Mumsnet has not checked the qualifications of anyone posting here. If you need help urgently or expert advice, please see our domestic violence webguide and/or relationships webguide. Many Mumsnetters experiencing domestic abuse have found this thread helpful: Listen up, everybody

Can a man ever really change?

55 replies

bofski14 · 08/01/2014 15:19

I have been with my partner for just over a year, in which time we have bought a house together and we have a six week old baby. Admittedly things have moved very quickly but it was love at first sight and we are madly in love. A few months into the relationship he told me that he loved me but that he should stay away from me for my own sake as he would end up hurting me. He said he wasn't a good person. I persuaded him to try and see that he does deserve happiness. He's been married before which ended quickly and was not a good experience for him and this has left him with little confidence and a complex about himself that he is unworthy of love. Lately he has been quite patronising to me asking if I'm stupid or telling me to go grow a brain if I don't get what he's saying straight away. He's told me to F off, he's shouted at me quite a few times and last night called me a c*nt. He says he's sorry and that he doesn't mean it and I genuinely think he's sorry. He says he loves me and he doesn't know why he's sabotaging everything. I have our daughter to think of. I don't want her growing up in a broken home but I don't want her witnessing this behaviour either. I feel so trapped because whatever I do, she ends up losing out. I have given up work to stay home and raise our baby so I feel very insecure. I feel like he's pushing me away and I'm scared I will stop loving him and the feelings won't ever come back. He said he wants to change. How can I help him? Can a man ever really change? I want to keep my family together.

OP posts:
cestlavielife · 09/01/2014 12:56

but for now, have him leave and live elsewhere while your dad is here so you can spend some nice time with your dad. then consider the future.

cestlavielife · 09/01/2014 12:57

you cant help him change it has to comefrom him witha good therapist. you can support if he goes on that journey but unless you are a CBT therapist you cannot help him, no.

and try some counselling even a few sessions for yourself too.

Diplopoda · 09/01/2014 13:04

''Textbook. When he told you he should stay away and he was a bad person he was setting you up. When you complain about his behaviour in the background for both of you is always "well I did warn you, you knew what you were getting yourself into".
Also the "poor me, I've been hurt" line. He's just full of excuses isn't he?''

This ^^
Classic abuse - draws you in, shows true weak-as shit-colours, blames you,down ward spiral, repeat repeat.
Get out now.

meditrina · 09/01/2014 13:12

I think it is very important that you return to work.

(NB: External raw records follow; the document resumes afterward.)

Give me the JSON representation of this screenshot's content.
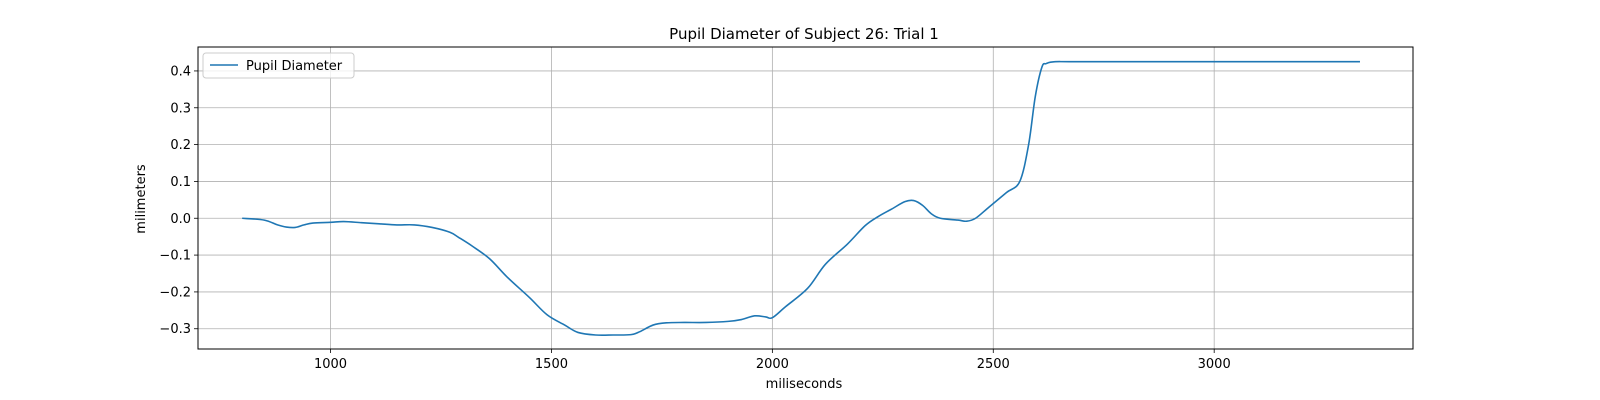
{
  "chart_data": {
    "type": "line",
    "title": "Pupil Diameter of Subject 26: Trial 1",
    "xlabel": "miliseconds",
    "ylabel": "milimeters",
    "xlim": [
      700,
      3450
    ],
    "ylim": [
      -0.355,
      0.465
    ],
    "xticks": [
      1000,
      1500,
      2000,
      2500,
      3000
    ],
    "yticks": [
      -0.3,
      -0.2,
      -0.1,
      0.0,
      0.1,
      0.2,
      0.3,
      0.4
    ],
    "grid": true,
    "legend_position": "upper-left",
    "series": [
      {
        "name": "Pupil Diameter",
        "color": "#1f77b4",
        "x": [
          800,
          850,
          880,
          900,
          920,
          940,
          960,
          1000,
          1030,
          1070,
          1110,
          1150,
          1190,
          1230,
          1270,
          1290,
          1320,
          1360,
          1400,
          1450,
          1490,
          1530,
          1560,
          1600,
          1640,
          1680,
          1700,
          1730,
          1760,
          1800,
          1850,
          1900,
          1930,
          1960,
          1985,
          2000,
          2030,
          2080,
          2120,
          2170,
          2210,
          2240,
          2270,
          2300,
          2320,
          2340,
          2360,
          2380,
          2420,
          2440,
          2460,
          2490,
          2530,
          2560,
          2580,
          2595,
          2610,
          2620,
          2640,
          2700,
          3000,
          3330
        ],
        "y": [
          0.0,
          -0.005,
          -0.018,
          -0.024,
          -0.025,
          -0.018,
          -0.013,
          -0.011,
          -0.009,
          -0.012,
          -0.015,
          -0.018,
          -0.018,
          -0.025,
          -0.038,
          -0.052,
          -0.075,
          -0.11,
          -0.16,
          -0.215,
          -0.262,
          -0.29,
          -0.31,
          -0.317,
          -0.317,
          -0.316,
          -0.308,
          -0.29,
          -0.284,
          -0.283,
          -0.283,
          -0.28,
          -0.275,
          -0.265,
          -0.268,
          -0.27,
          -0.24,
          -0.19,
          -0.125,
          -0.07,
          -0.02,
          0.005,
          0.025,
          0.045,
          0.048,
          0.035,
          0.012,
          0.0,
          -0.005,
          -0.008,
          0.0,
          0.03,
          0.07,
          0.1,
          0.2,
          0.33,
          0.41,
          0.42,
          0.425,
          0.425,
          0.425,
          0.425
        ]
      }
    ]
  }
}
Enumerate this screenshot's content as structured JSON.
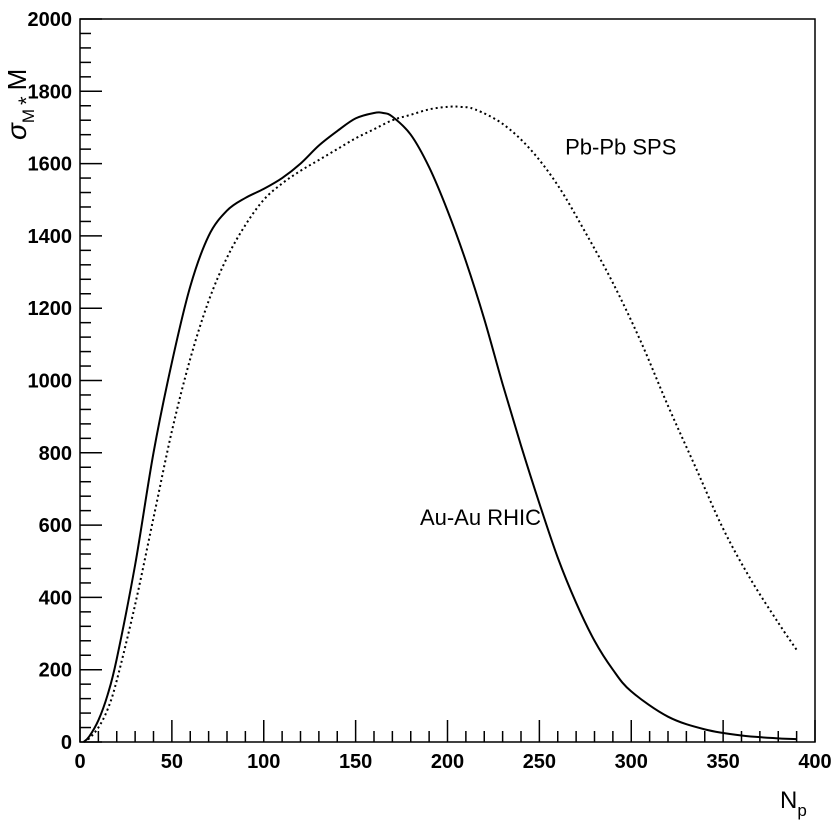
{
  "chart_data": {
    "type": "line",
    "title": "",
    "xlabel": "N",
    "xlabel_sub": "p",
    "ylabel": "σ",
    "ylabel_sub": "M",
    "ylabel_mid": "*",
    "ylabel_tail": "M",
    "xlim": [
      0,
      400
    ],
    "ylim": [
      0,
      2000
    ],
    "x_ticks": [
      0,
      50,
      100,
      150,
      200,
      250,
      300,
      350,
      400
    ],
    "x_tick_labels": [
      "0",
      "50",
      "100",
      "150",
      "200",
      "250",
      "300",
      "350",
      "400"
    ],
    "y_ticks": [
      0,
      200,
      400,
      600,
      800,
      1000,
      1200,
      1400,
      1600,
      1800,
      2000
    ],
    "y_tick_labels": [
      "0",
      "200",
      "400",
      "600",
      "800",
      "1000",
      "1200",
      "1400",
      "1600",
      "1800",
      "2000"
    ],
    "grid": false,
    "legend": "none",
    "series": [
      {
        "name": "Au-Au RHIC",
        "style": "solid",
        "color": "#000000",
        "label_at": [
          185,
          600
        ],
        "x": [
          2,
          5,
          10,
          15,
          20,
          30,
          40,
          50,
          60,
          70,
          80,
          90,
          100,
          110,
          120,
          130,
          140,
          150,
          160,
          165,
          170,
          180,
          190,
          200,
          210,
          220,
          230,
          240,
          250,
          260,
          270,
          280,
          290,
          300,
          320,
          340,
          360,
          380,
          390
        ],
        "y": [
          0,
          15,
          60,
          130,
          230,
          490,
          800,
          1050,
          1260,
          1400,
          1470,
          1505,
          1530,
          1560,
          1600,
          1650,
          1690,
          1725,
          1740,
          1740,
          1730,
          1680,
          1590,
          1470,
          1330,
          1170,
          990,
          820,
          660,
          510,
          385,
          280,
          200,
          140,
          70,
          35,
          18,
          10,
          8
        ]
      },
      {
        "name": "Pb-Pb SPS",
        "style": "dotted",
        "color": "#000000",
        "label_at": [
          264,
          1625
        ],
        "x": [
          2,
          5,
          10,
          15,
          20,
          30,
          40,
          50,
          60,
          70,
          80,
          90,
          100,
          110,
          120,
          130,
          140,
          150,
          160,
          170,
          180,
          190,
          200,
          207,
          215,
          230,
          245,
          260,
          275,
          290,
          305,
          320,
          335,
          350,
          365,
          380,
          390
        ],
        "y": [
          0,
          10,
          40,
          90,
          170,
          380,
          620,
          860,
          1060,
          1220,
          1340,
          1430,
          1500,
          1545,
          1580,
          1610,
          1640,
          1670,
          1695,
          1720,
          1735,
          1750,
          1757,
          1757,
          1750,
          1710,
          1640,
          1540,
          1410,
          1270,
          1110,
          930,
          760,
          590,
          450,
          330,
          255
        ]
      }
    ]
  }
}
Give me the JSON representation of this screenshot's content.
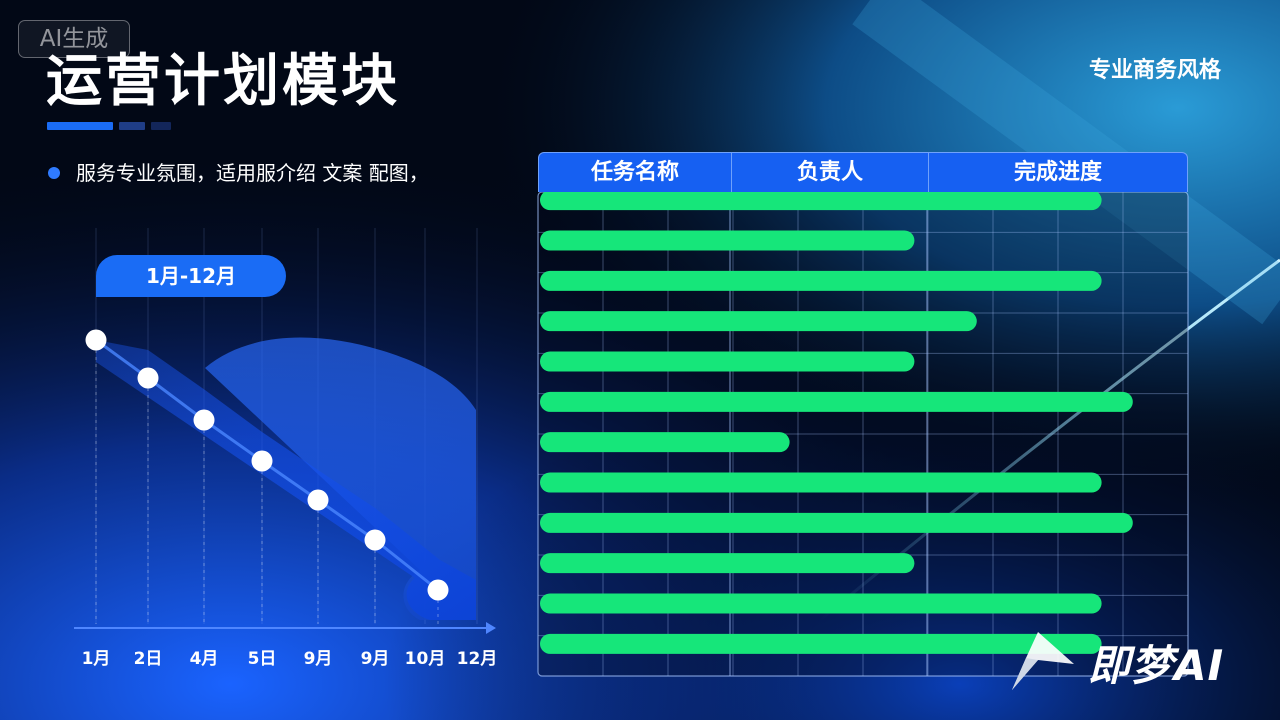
{
  "badge": "AI生成",
  "title": "运营计划模块",
  "style_tag": "专业商务风格",
  "bullet": "服务专业氛围，适用服介绍  文案 配图，",
  "range_label": "1月-12月",
  "colors": {
    "accent_blue": "#1660f2",
    "bar_green": "#16e67a",
    "point_white": "#ffffff"
  },
  "table": {
    "headers": [
      "任务名称",
      "负责人",
      "完成进度"
    ],
    "progress": [
      0.9,
      0.6,
      0.9,
      0.7,
      0.6,
      0.95,
      0.4,
      0.9,
      0.95,
      0.6,
      0.9,
      0.9
    ]
  },
  "logo": {
    "icon": "jimeng-logo-icon",
    "text": "即梦AI"
  },
  "chart_data": {
    "type": "line",
    "x": [
      "1月",
      "2日",
      "4月",
      "5日",
      "9月",
      "9月",
      "10月",
      "12月"
    ],
    "points_shown": 7
  }
}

As you are not married, you need to keep an independent income. This is true for all, but seriously importantnt for you. You need to be associating on a regular basis with people who will treat you with respect so you see, every working day, the difference between normal interactions and how he is treating you. Do not let yourself become isolated.

Meerka · 09/01/2014 13:45

Yes, do return to work if you can. It gives you the confidence of earning your own money (specially if you're with someone who can be off about money) and it can really help your self respect - and it lets you speak to other adults in a job-orientated setting.

If you have got to the stage of feeling dead inside it will take a lot longer than 6 weeks to rekindle anything ... IF it's possible to at all. 6 months minimum, more like 18 months. Sorry, it's a long time but 6 weeks is very little to hold your temper in.

If, if he can change at all, it will take a lot of time. As madeofstone says, it's a very hard job.